The scarcity of high-quality residential load data can pose obstacles for decarbonizing the residential sector as well as effective grid planning and operation. The above challenges have motivated research into generating synthetic load data, but existing methods faced limitations in terms of scalability, diversity, and similarity. This paper proposes a Generative Adversarial Network-based Synthetic Residential Load Pattern (RLP-GAN) generation model, a novel weakly-supervised GAN framework, leveraging an over-complete autoencoder to capture dependencies within complex and diverse load patterns and learn household-level data distribution at scale.
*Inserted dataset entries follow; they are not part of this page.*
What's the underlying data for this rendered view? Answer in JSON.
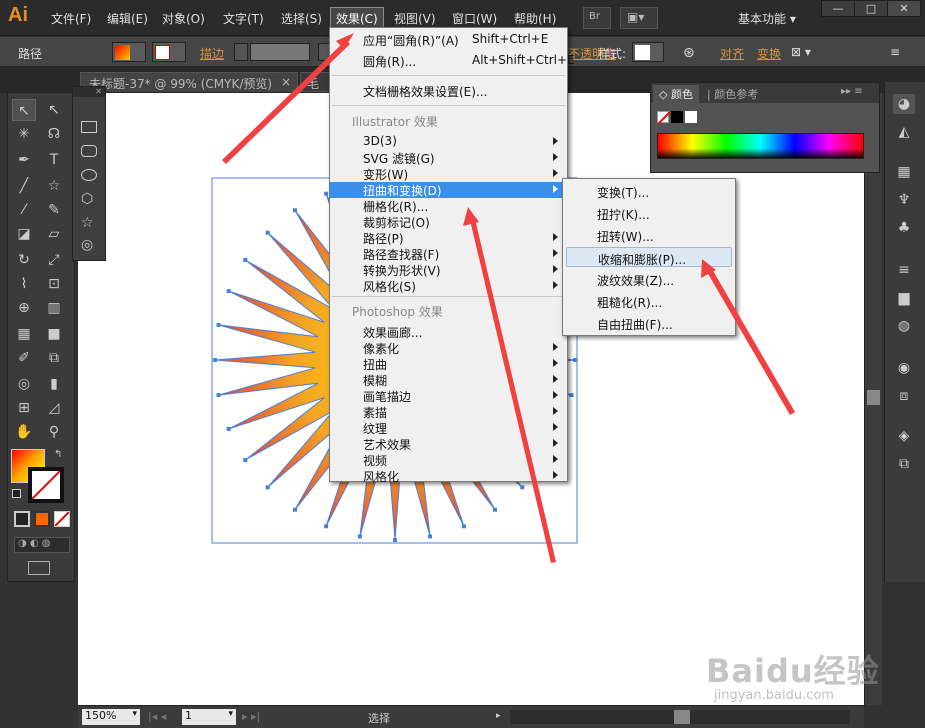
{
  "app": {
    "logo": "Ai",
    "workspace": "基本功能",
    "br_label": "Br"
  },
  "menubar": {
    "items": [
      {
        "label": "文件(F)"
      },
      {
        "label": "编辑(E)"
      },
      {
        "label": "对象(O)"
      },
      {
        "label": "文字(T)"
      },
      {
        "label": "选择(S)"
      },
      {
        "label": "效果(C)"
      },
      {
        "label": "视图(V)"
      },
      {
        "label": "窗口(W)"
      },
      {
        "label": "帮助(H)"
      }
    ]
  },
  "window_controls": {
    "minimize": "—",
    "maximize": "□",
    "close": "✕"
  },
  "control_bar": {
    "object_type": "路径",
    "stroke_label": "描边",
    "opacity_label": "不透明度",
    "style_label": "样式:",
    "align_label": "对齐",
    "transform_label": "变换"
  },
  "document_tab": {
    "title": "未标题-37* @ 99% (CMYK/预览)",
    "close": "×",
    "second_tab": "毛"
  },
  "effect_menu": {
    "apply_last": {
      "label": "应用“圆角(R)”(A)",
      "shortcut": "Shift+Ctrl+E"
    },
    "last_effect": {
      "label": "圆角(R)...",
      "shortcut": "Alt+Shift+Ctrl+E"
    },
    "doc_raster": "文档栅格效果设置(E)...",
    "illustrator_header": "Illustrator 效果",
    "illustrator_items": [
      "3D(3)",
      "SVG 滤镜(G)",
      "变形(W)",
      "扭曲和变换(D)",
      "栅格化(R)...",
      "裁剪标记(O)",
      "路径(P)",
      "路径查找器(F)",
      "转换为形状(V)",
      "风格化(S)"
    ],
    "photoshop_header": "Photoshop 效果",
    "photoshop_items": [
      "效果画廊...",
      "像素化",
      "扭曲",
      "模糊",
      "画笔描边",
      "素描",
      "纹理",
      "艺术效果",
      "视频",
      "风格化"
    ]
  },
  "submenu": {
    "items": [
      "变换(T)...",
      "扭拧(K)...",
      "扭转(W)...",
      "收缩和膨胀(P)...",
      "波纹效果(Z)...",
      "粗糙化(R)...",
      "自由扭曲(F)..."
    ]
  },
  "color_panel": {
    "tab_color": "颜色",
    "tab_guide": "颜色参考"
  },
  "statusbar": {
    "zoom": "150%",
    "artboard": "1",
    "tool": "选择"
  },
  "watermark": {
    "brand": "Baidu经验",
    "url": "jingyan.baidu.com"
  },
  "colors": {
    "accent": "#3b8fe8",
    "arrow": "#f04040",
    "star_orange": "#f5a623",
    "star_red": "#e0483a"
  }
}
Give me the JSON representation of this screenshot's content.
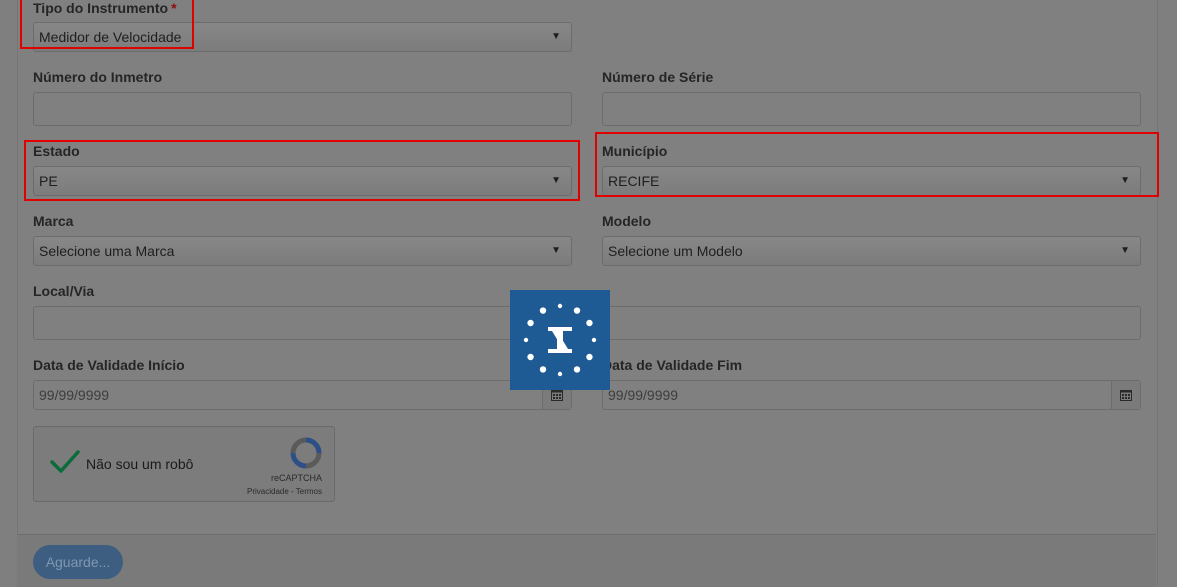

We incorporate a model weight selection method to address the mode collapse problem and generate load patterns with high diversity. We develop a holistic evaluation method to validate the effectiveness of RLP-GAN using real-world data of 417 households. The results demonstrate that RLP-GAN outperforms state-of-the-art models in capturing temporal dependencies and generating load patterns with higher similarity to real data. Furthermore, we have publicly released the RLP-GAN generated synthetic dataset, which comprises one million synthetic residential load pattern profiles.

Paper Structure

This paper contains 33 sections, 13 equations, 5 figures, 5 tables.

Figures (5)

  • Figure 1: Overview of the RLP-GAN framework. The generator creates synthetic load patterns from noise vectors, which are refined by the supervisor. The encoder processes real data into hidden representations. The discriminator evaluates these representations, and the decoder reconstructs the load patterns.
  • Figure 2: Fréchet distance and loss value change along with dimension reduced result Visualization during RLP-GAN training. The epoch number is denoted as $n_{epoch}$.
  • Figure 3: Similarity comparison of selected samples from our testing dataset against samples from generated data. The sample pairs are selected by calculating the Euclidean distance and select the minimum one. We also provide the auto-correlations plots of selected sample pairs to verify generated samples' ability to capture time-correlations.
  • Figure 4: Similarity and Diversity comparison using high dimensional load data visualization technique by applying dimension reduction methods to compare synthetic data against original data. Synthetic data are generated by RLP-GAN and four benchmark models displayed in four separate plots. The top five plots are using PCA to perform dimension reduction, and the bottom five plots are based on T-SNE to perform dimension reduction.
  • Figure 5: Similarity comparison of Cumulative Distribution Function (CDF) of aggregate time-series sequences from original and synthetic datasets. Synthetic datasets are generated using RLP-GAN and four benchmark models aiming to capture similar CDF patterns as the original dataset.